埃克哈德的态度很有意思,一边驳斥鲍尔是幸进之辈,大骂弟弟是受了他的蛊惑,但对坦克的态度则是比较微妙
“或许就是他了……”艾森巴赫低声自语。埃克哈德有足够的容克背景让老家伙们勉强接受,有战功让军队系统不会太排斥,性格稳重也可以理解一些改良,不至于惹出大乱子,与克劳德年龄相差不算太远”
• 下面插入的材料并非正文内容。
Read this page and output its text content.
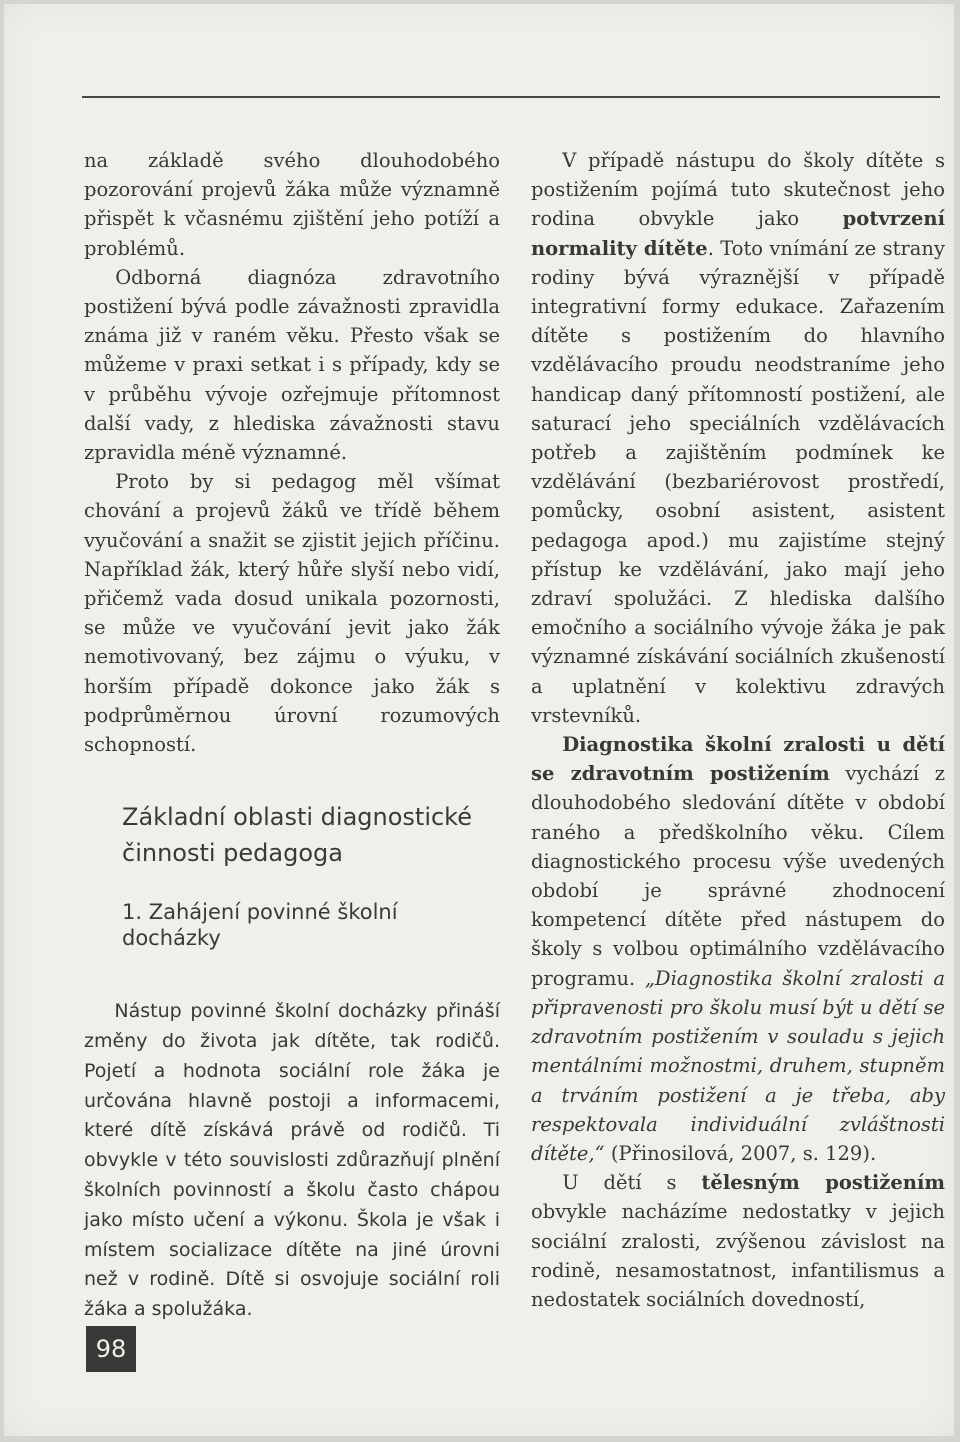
na základě svého dlouhodobého pozorování projevů žáka může významně přispět k včasnému zjištění jeho potíží a problémů.

Odborná diagnóza zdravotního postižení bývá podle závažnosti zpravidla známa již v raném věku. Přesto však se můžeme v praxi setkat i s případy, kdy se v průběhu vývoje ozřejmuje přítomnost další vady, z hlediska závažnosti stavu zpravidla méně významné.

Proto by si pedagog měl všímat chování a projevů žáků ve třídě během vyučování a snažit se zjistit jejich příčinu. Například žák, který hůře slyší nebo vidí, přičemž vada dosud unikala pozornosti, se může ve vyučování jevit jako žák nemotivovaný, bez zájmu o výuku, v horším případě dokonce jako žák s podprůměrnou úrovní rozumových schopností.

Základní oblasti diagnostické činnosti pedagoga
1. Zahájení povinné školní docházky

Nástup povinné školní docházky přináší změny do života jak dítěte, tak rodičů. Pojetí a hodnota sociální role žáka je určována hlavně postoji a informacemi, které dítě získává právě od rodičů. Ti obvykle v této souvislosti zdůrazňují plnění školních povinností a školu často chápou jako místo učení a výkonu. Škola je však i místem socializace dítěte na jiné úrovni než v rodině. Dítě si osvojuje sociální roli žáka a spolužáka.

V případě nástupu do školy dítěte s postižením pojímá tuto skutečnost jeho rodina obvykle jako potvrzení normality dítěte. Toto vnímání ze strany rodiny bývá výraznější v případě integrativní formy edukace. Zařazením dítěte s postižením do hlavního vzdělávacího proudu neodstraníme jeho handicap daný přítomností postižení, ale saturací jeho speciálních vzdělávacích potřeb a zajištěním podmínek ke vzdělávání (bezbariérovost prostředí, pomůcky, osobní asistent, asistent pedagoga apod.) mu zajistíme stejný přístup ke vzdělávání, jako mají jeho zdraví spolužáci. Z hlediska dalšího emočního a sociálního vývoje žáka je pak významné získávání sociálních zkušeností a uplatnění v kolektivu zdravých vrstevníků.

Diagnostika školní zralosti u dětí se zdravotním postižením vychází z dlouhodobého sledování dítěte v období raného a předškolního věku. Cílem diagnostického procesu výše uvedených období je správné zhodnocení kompetencí dítěte před nástupem do školy s volbou optimálního vzdělávacího programu. „Diagnostika školní zralosti a připravenosti pro školu musí být u dětí se zdravotním postižením v souladu s jejich mentálními možnostmi, druhem, stupněm a trváním postižení a je třeba, aby respektovala individuální zvláštnosti dítěte,“ (Přinosilová, 2007, s. 129).

U dětí s tělesným postižením obvykle nacházíme nedostatky v jejich sociální zralosti, zvýšenou závislost na rodině, nesamostatnost, infantilismus a nedostatek sociálních dovedností,

98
“更重要的是,他背后站着家族,这本身就是一个信号,传统的容克势力并未被完全排除在新的权力结构之外,他们仍有代言人。
他重新看向那份为克劳德准备的贵族身份文件。
女官长塞西莉娅也在做同样的事情,他已经和女官长对过账了
两套独立编纂、却能交叉验证的背景,可信度会高得多。
塞西莉娅代表宫廷,他代表政府,当两方意外发现并共同证实克劳德的真实出身时,阻力会小很多。
特奥多琳德陛下的心意……艾森巴赫微微叹息。
他曾经怀疑过,也有过预料,但从塞西莉娅口中得到实情时他还是不太敢相信……这超出了自己原来预料的程度
年轻的皇帝爱上了她所依赖的顾问,这既是克劳德最大的助力,也可能成为他未来最大的软肋。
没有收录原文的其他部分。